Le sommaire conforte Batailles dans son rôle de magazine généraliste d’accès à la Seconde Guerre mondiale qui a le mérite de proposer dans un même numéro des sujets aussi variés, de couvrir l’ensemble des dimensions terrer / air / mer ainsi que de balayer les principaux théâtres d’opérations (Europe, Pacifique, Atlantique) montrant ainsi le caractère véritablement mondial des conflits qui se juxtaposent durant cette période. Par contre, les lecteurs ayant déjà quelques milliers d’heures de lecture dans les yeux n’y trouveront rien de vraiment neuf.
Sommaire
- Actu
- Yves BUFFETAUT, Norvège 1940, la Kriegsmarine perd la guerre sur mer, in Batailles n°92 (Ysec, 2021) : article de huit pages sur les affrontements navals au large de la Norvège entre les flottes britanniques et allemandes et le massacre des destroyers allemands à Narvik – Texte, carte, photos.
- Yves BUFFETAUT, 1940, le corps expéditionnaire français en Norvège centrale, in Batailles n°92 (Ysec, 2021) : article de huit pages sur le Corps Expéditionnaire Français en Scandinavie, sa composition et son transfert en Norvège avant d’être finalement évacué suite à la tournure des évènements en France – Texte, photos.
- Nicolas PONTIC, Kurt “Schneller” Meyer et la campagne de Yougoslavie, in Batailles n°92 (Ysec, 2021) : article de dix pages présentant les grandes lignes et les effectifs engagés dans l’opération Marita ainsi que le parcours de Kurt MEYER et de la Leibstandarte SS Adolf Hitler – Texte, carte, photos, profils couleurs.
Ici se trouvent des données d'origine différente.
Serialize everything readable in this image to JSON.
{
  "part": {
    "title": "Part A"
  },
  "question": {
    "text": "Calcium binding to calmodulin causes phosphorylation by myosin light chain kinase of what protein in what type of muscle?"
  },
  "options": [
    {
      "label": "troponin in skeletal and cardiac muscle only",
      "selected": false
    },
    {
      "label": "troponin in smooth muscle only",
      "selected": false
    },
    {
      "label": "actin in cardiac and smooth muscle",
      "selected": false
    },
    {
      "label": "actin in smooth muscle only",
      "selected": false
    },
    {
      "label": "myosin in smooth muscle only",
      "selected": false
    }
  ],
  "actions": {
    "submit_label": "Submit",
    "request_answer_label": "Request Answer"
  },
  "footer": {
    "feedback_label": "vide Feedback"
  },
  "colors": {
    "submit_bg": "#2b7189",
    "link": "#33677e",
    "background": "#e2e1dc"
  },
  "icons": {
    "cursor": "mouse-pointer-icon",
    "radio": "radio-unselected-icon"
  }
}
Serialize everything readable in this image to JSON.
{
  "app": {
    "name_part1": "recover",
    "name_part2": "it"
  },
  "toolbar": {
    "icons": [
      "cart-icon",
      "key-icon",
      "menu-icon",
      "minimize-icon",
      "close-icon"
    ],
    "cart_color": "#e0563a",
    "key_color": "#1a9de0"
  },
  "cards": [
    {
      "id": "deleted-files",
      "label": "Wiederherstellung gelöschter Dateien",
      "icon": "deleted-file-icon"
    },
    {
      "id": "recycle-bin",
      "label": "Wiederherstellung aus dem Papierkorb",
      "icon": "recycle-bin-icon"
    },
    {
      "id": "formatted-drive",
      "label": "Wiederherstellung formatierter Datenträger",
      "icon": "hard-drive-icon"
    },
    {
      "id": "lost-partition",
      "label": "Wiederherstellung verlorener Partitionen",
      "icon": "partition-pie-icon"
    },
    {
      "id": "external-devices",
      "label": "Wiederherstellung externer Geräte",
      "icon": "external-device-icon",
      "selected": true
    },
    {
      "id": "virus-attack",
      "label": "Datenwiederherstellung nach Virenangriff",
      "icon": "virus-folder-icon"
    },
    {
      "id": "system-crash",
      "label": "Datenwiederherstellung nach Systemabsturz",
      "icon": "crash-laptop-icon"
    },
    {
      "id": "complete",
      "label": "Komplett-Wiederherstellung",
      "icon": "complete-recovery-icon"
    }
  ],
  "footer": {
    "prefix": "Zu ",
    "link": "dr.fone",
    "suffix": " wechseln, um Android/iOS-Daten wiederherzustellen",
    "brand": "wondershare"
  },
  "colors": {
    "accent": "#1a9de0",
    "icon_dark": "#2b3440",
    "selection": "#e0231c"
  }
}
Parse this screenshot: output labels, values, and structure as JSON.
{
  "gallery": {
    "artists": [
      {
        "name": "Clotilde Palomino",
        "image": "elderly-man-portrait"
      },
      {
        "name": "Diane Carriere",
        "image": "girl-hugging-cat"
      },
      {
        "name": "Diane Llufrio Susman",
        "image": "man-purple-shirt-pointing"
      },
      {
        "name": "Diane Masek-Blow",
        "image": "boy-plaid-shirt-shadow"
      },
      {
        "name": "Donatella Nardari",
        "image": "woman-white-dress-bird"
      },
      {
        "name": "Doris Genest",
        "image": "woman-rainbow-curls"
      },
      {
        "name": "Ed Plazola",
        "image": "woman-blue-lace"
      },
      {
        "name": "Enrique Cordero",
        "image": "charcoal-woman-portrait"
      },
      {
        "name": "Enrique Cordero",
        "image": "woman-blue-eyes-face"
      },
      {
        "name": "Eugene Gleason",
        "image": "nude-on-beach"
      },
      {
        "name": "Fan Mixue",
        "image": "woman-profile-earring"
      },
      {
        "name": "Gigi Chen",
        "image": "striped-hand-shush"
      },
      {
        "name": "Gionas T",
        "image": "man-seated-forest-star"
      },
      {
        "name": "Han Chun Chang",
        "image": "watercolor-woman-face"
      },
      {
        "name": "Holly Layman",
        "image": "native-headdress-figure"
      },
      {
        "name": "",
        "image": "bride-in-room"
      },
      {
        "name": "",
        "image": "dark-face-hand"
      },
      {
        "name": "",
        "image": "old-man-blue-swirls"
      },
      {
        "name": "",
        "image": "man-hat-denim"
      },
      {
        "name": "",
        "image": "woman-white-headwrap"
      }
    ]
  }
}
- Benoît RONDEAU, Être tankiste de Sa Majesté, in Batailles n°92 (Ysec, 2021) : article desix pages sur la vie quotidienne des équipages des chars britanniques – Texte, photos.
- Yves BUFFETAUT, “30 secondes sur Tokyo”, le raid de Doolittle contre le Japon, avril 1942, in Batailles n°92 (Ysec, 2021) : article de six pages sur le raid de bombardement mené sur Tokyo le 18 avril 1942 mené sous le commandement de James DOOLITTLE – Texte, photos.
- Nicolas PONTIC, Pont aérien en Tunisie, exploit ou sacrifice inutile de la Luftwaffe, in Batailles n°92 (Ysec, 2021) : article de dix pages sur le pont aérien mis en place par les Allemands pour alimenter en troupes et en ravitaillement la tête de pont germano-allemande en Tunisie et l’ampleur de l’engagement du transport militaire aérien – Texte, photos, profils couleurs.
- Nicolas PONTIC, Hiver/printemps 1943, le basculement du conflit ?, in Batailles n°92 (Ysec, 2021) : article de dix pages sur les conséquences stratégiques, diplomatiques et psychologiques des défaites allemandes à Stalingrad et en Tunisie – Texte, photos.
- Benoît RONDEAU, La bataille de Cassino, les diables verts en action, in Batailles n°92 (Ysec, 2021) : article de six pages sur l’engagement de la 1. Fallschirmjäger-Division à Cassino – Texte, carte, photos.
- Benoît RONDEAU, 1943, la dernière offensive des U-Boote, in Batailles n°92 (Ysec, 2021) : article de huit pages sur l’attaque des convois alliés HX 229 et SC 122 par les sous-marins allemands dans l’Atlantique en mars 1943 – Texte, photos.